Radiation dose to the neurovascular bundles or penile bulb does not predict erectile dysfunction after prostate brachytherapy.

Kiteley RA, Lee WR, deGuzman AF, Mirzaei M, McCullough DL.Brachytherapy. 2002;1(2):90-4.

Department of Radiation Oncology, Wake Forest University School of Medicine, Winston-Salem, NC 27157-1030, USA.
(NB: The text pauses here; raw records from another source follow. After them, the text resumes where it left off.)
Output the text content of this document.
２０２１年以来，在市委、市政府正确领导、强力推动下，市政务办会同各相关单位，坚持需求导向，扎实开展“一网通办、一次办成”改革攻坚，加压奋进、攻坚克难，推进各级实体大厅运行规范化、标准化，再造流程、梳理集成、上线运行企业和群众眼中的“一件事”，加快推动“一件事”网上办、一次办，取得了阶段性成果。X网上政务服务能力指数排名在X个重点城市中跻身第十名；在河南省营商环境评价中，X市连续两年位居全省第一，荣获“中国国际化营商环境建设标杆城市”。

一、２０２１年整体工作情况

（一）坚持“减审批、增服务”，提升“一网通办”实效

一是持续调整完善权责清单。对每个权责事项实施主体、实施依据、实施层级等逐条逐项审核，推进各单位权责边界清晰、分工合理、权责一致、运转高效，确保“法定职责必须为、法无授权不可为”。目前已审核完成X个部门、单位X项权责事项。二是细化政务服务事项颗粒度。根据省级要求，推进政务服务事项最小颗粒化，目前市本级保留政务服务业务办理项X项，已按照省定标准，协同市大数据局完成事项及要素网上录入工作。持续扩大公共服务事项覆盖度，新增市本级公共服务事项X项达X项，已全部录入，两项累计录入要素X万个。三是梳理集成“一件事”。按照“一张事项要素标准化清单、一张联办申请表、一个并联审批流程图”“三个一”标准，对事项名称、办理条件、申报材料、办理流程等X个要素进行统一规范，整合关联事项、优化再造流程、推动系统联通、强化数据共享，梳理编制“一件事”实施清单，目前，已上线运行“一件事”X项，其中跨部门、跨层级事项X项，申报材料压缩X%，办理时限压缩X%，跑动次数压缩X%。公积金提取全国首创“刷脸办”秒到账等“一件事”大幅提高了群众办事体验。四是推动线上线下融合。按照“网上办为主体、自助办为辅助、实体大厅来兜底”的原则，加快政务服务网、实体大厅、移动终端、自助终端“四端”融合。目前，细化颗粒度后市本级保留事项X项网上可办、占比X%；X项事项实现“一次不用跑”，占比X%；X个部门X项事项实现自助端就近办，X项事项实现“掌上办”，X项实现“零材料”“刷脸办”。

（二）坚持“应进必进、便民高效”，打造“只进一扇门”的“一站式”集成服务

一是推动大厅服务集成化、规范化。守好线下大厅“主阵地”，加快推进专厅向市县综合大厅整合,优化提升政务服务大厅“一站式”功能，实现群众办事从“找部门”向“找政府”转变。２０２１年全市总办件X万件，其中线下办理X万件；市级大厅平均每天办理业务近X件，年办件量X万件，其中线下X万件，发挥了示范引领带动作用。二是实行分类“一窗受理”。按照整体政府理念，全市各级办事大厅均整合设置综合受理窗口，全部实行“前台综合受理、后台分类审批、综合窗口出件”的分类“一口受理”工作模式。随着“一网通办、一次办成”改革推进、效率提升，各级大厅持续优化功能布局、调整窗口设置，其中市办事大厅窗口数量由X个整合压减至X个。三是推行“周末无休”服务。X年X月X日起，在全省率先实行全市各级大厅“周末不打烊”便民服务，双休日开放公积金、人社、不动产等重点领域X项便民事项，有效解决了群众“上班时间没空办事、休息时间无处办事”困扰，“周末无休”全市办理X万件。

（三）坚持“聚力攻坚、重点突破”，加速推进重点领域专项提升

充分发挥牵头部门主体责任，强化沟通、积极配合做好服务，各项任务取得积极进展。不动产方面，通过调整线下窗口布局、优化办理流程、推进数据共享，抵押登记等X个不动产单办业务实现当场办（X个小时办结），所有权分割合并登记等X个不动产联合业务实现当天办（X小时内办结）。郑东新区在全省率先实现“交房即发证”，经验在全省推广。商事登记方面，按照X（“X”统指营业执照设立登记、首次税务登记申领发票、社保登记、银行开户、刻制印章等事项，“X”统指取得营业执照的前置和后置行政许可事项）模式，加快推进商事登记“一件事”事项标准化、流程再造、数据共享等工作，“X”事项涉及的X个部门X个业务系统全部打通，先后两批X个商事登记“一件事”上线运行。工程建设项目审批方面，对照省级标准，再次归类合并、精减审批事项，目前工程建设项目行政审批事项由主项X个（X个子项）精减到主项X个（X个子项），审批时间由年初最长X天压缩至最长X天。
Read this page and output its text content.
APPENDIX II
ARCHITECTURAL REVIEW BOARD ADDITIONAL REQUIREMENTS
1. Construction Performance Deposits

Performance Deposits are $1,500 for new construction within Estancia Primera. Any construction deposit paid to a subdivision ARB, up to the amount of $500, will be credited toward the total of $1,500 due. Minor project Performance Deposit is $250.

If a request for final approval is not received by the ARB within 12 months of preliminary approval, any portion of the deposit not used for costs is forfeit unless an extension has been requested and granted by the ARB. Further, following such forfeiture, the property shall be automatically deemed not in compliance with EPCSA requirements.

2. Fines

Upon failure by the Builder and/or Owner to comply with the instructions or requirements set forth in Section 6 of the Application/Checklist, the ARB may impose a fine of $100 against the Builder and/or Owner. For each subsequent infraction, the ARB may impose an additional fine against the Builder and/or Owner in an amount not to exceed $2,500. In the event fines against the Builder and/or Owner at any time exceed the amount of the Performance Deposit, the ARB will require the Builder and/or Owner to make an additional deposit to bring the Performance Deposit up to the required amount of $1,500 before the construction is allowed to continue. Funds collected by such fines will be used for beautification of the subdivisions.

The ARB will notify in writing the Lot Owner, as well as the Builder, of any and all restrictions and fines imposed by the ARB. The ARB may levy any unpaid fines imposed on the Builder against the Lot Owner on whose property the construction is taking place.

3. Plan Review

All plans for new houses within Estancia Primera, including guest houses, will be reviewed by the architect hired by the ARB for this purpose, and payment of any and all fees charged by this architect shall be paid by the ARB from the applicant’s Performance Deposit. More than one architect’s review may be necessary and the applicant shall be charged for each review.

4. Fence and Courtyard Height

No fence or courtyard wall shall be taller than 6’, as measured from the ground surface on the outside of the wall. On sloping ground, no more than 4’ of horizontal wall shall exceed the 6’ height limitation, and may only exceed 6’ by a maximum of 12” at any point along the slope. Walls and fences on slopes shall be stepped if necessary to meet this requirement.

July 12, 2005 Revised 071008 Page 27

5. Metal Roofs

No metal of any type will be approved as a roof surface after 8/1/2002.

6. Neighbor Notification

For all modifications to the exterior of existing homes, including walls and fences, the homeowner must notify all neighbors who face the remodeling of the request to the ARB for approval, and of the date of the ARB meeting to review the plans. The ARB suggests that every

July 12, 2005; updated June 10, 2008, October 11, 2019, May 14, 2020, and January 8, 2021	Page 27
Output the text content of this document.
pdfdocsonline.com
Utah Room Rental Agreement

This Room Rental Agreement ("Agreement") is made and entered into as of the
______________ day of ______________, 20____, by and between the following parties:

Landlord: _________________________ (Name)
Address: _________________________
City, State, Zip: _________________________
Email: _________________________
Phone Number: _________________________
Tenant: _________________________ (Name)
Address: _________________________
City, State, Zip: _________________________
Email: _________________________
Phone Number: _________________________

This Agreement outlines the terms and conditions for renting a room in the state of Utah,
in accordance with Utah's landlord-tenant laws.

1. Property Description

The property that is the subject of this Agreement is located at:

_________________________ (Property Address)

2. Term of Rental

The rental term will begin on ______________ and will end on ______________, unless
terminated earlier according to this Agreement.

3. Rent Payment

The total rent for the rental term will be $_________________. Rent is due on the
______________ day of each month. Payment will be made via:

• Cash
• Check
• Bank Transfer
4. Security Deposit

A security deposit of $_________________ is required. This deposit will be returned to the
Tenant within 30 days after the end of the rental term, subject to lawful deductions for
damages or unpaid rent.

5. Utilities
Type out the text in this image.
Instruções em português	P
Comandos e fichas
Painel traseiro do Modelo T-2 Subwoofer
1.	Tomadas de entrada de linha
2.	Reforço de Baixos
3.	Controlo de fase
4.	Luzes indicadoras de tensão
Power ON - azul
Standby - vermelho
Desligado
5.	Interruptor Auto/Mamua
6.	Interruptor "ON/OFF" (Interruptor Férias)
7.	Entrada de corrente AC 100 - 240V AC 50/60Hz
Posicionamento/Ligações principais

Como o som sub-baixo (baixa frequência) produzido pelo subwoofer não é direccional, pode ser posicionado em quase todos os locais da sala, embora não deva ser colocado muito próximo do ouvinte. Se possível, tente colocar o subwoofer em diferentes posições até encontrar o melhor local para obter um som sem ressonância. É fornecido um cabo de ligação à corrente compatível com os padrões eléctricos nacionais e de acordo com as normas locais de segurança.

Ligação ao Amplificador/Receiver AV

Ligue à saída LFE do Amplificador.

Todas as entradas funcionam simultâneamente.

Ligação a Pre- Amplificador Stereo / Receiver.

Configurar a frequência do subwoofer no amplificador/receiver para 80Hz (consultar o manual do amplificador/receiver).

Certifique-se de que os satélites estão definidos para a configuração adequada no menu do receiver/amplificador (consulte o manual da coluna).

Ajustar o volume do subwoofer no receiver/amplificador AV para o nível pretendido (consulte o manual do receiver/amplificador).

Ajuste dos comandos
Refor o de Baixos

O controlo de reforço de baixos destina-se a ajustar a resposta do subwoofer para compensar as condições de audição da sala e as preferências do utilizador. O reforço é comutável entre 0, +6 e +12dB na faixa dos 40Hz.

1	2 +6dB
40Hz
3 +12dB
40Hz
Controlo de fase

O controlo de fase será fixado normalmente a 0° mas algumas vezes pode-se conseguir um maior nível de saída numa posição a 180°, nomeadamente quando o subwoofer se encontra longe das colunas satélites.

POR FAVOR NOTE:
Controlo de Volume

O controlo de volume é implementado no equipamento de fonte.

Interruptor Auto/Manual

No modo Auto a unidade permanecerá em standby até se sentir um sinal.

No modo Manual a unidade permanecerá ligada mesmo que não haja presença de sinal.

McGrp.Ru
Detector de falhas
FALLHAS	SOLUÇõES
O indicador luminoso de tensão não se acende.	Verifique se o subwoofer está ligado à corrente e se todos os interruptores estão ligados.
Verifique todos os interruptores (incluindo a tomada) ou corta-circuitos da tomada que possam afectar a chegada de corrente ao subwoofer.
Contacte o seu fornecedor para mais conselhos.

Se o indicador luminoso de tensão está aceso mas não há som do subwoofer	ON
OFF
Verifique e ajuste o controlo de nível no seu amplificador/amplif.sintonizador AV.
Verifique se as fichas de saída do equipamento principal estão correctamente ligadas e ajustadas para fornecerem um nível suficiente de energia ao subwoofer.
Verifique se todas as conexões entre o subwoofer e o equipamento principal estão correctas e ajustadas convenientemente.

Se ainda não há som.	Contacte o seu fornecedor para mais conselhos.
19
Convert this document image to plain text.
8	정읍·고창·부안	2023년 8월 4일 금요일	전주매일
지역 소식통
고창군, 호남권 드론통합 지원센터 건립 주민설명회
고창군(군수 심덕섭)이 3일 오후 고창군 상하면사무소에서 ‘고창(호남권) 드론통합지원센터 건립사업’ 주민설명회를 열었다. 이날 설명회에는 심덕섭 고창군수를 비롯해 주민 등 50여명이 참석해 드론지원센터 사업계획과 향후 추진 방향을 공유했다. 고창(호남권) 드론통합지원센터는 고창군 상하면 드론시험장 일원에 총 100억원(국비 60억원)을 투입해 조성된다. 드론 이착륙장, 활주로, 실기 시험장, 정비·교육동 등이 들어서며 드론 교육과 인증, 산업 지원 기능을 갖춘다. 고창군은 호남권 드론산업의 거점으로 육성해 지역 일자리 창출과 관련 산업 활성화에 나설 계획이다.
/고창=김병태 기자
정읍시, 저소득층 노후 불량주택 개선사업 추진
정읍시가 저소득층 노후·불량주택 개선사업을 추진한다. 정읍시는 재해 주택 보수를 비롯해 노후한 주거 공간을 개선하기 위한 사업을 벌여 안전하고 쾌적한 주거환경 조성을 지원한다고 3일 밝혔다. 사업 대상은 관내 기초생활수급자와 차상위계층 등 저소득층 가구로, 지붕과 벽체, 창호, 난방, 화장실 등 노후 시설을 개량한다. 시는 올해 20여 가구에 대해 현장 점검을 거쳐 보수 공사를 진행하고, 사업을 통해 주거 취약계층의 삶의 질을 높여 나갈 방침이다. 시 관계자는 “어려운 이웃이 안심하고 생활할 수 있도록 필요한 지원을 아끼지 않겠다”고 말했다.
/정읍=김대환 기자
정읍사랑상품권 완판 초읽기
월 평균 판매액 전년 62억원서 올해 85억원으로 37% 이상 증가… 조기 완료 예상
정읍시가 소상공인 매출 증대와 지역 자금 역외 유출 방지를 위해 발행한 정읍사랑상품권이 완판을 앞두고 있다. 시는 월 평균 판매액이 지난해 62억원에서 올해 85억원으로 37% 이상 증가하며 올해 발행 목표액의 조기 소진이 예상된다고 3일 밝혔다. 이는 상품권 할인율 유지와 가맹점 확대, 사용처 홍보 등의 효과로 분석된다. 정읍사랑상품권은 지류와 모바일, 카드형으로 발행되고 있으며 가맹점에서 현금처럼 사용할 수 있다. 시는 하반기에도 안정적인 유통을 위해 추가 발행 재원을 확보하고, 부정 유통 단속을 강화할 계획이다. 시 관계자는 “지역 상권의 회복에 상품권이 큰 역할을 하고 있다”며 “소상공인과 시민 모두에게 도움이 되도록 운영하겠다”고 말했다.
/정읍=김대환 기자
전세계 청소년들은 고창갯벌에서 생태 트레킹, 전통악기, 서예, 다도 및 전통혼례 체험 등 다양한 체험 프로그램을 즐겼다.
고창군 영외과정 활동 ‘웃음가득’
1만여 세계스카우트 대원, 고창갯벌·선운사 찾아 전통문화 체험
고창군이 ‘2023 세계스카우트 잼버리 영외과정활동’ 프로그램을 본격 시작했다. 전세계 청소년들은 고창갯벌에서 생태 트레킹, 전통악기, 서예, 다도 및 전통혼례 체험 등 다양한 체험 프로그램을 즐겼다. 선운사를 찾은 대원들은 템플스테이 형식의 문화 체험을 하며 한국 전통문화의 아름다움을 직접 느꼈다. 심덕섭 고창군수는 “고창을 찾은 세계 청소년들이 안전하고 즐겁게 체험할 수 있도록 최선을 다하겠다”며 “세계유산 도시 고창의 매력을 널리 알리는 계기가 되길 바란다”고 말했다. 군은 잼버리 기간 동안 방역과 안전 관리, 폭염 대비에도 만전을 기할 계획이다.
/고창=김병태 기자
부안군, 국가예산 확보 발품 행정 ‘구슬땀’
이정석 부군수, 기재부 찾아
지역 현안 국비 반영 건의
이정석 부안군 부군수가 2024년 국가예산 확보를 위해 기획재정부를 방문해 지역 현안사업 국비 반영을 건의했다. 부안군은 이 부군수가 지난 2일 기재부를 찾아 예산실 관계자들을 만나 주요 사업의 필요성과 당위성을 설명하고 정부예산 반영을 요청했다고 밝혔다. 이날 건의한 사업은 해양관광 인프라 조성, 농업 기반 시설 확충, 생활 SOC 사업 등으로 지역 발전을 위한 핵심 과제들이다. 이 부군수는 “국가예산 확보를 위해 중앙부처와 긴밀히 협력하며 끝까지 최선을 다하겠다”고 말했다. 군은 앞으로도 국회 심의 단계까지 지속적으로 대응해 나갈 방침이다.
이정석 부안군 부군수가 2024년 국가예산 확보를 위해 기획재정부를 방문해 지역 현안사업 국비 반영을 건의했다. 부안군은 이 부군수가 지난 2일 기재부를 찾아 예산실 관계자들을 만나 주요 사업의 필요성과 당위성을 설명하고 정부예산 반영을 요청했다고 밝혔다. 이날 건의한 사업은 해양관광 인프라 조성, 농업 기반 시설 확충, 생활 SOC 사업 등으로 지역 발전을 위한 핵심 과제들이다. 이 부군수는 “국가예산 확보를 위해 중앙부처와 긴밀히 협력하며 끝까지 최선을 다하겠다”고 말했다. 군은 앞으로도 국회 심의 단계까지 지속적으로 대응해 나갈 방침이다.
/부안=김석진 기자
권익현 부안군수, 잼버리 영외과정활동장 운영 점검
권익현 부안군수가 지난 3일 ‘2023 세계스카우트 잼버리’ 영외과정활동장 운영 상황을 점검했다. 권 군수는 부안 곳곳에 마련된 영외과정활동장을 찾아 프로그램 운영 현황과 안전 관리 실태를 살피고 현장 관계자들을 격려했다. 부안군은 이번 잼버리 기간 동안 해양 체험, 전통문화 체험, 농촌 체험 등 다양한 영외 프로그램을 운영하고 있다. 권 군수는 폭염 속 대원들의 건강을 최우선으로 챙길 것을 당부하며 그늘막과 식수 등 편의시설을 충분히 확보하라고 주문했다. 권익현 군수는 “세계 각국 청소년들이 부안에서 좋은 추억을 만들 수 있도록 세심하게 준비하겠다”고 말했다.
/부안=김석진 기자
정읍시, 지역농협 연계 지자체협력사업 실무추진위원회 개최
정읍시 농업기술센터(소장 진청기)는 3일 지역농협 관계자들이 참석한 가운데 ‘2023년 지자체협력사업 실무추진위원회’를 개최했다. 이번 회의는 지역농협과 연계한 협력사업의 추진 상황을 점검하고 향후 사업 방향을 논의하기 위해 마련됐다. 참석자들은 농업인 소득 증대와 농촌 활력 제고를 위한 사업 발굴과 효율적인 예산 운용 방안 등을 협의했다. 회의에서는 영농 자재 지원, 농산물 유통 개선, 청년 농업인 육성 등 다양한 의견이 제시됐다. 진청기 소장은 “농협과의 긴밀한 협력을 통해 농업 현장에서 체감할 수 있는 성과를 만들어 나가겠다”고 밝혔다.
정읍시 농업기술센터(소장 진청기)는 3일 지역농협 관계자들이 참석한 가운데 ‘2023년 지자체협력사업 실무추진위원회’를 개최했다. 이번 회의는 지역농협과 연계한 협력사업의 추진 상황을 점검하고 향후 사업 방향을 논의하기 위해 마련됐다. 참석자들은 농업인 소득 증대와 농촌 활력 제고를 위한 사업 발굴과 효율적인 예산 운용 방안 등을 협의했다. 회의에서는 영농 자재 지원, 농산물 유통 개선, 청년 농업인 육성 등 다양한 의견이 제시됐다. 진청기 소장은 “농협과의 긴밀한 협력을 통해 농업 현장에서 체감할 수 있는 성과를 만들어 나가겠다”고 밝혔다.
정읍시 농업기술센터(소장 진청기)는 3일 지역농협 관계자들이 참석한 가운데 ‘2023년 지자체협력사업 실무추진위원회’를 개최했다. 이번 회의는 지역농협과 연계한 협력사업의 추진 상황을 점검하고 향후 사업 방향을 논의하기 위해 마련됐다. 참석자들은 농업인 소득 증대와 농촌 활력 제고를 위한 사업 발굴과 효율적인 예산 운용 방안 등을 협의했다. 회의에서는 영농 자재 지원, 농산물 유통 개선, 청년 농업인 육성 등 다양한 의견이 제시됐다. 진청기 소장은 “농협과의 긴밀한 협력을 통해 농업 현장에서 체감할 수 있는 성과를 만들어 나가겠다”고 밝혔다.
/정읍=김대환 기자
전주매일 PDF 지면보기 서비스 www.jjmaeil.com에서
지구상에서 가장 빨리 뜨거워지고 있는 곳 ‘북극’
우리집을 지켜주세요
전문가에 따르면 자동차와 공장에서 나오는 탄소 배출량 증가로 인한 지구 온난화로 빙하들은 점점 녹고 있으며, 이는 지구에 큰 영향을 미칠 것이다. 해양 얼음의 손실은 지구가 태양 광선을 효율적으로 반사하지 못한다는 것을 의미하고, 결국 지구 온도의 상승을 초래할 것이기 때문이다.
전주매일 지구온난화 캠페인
PURPOSE: To examine the relationship between calculated doses to the neurovascular bundles (NVBs) and the penile bulb (PB) and the development of erectile dysfunction (ED) after low-dose-rate prostate brachytherapy (LDRPB) alone. METHODS AND MATERIALS: Between September 1997 and June 1999, 84 men were treated with LDRPB alone. Inclusion criteria for this study were (1) no ED according to a self-administered questionnaire before PB, (2) treatment with PB alone (125I; 144 Gy), (3) postimplant CT scan of the prostate 1 month after PB, and (4) minimum of 24 months of continuous follow-up. Fifty men met all inclusion criteria. ED was assessed by a self-administered questionnaire completed before and at each follow-up visit after LDRPB. Radiation doses to the NVB and PB were calculated on the basis of axial postimplant CT images. Multiple variables (patient-related and dosimetric quantifiers) that may predict for the development of ED were examined by univariate analysis. RESULTS: Thirty of the 50 men (60%) were potent at last follow-up. The only patient-related variable that predicted for the development of ED was patient age (<65 vs. >65 years; p=0.03). The calculated mean maximum doses to the NVB and PB were 684 Gy (range, 195-1277 Gy) and 498 Gy (range, 44-971 Gy), respectively. The mean calculated doses to 50% of the NVB and PB were 158 Gy (range, 76-240 Gy) and 43 Gy (range, 19-101 Gy), respectively. The calculated mean maximum, mean minimum, and mean doses to 50% of the NVB or PB did not differ between those men who developed ED and those men who did not develop ED. None of the dosimetric variables examined predicted the development of ED after LDRPB. CONCLUSIONS: In our experience, higher calculated doses to the NVB or PB are not associated with ED after LDRPB.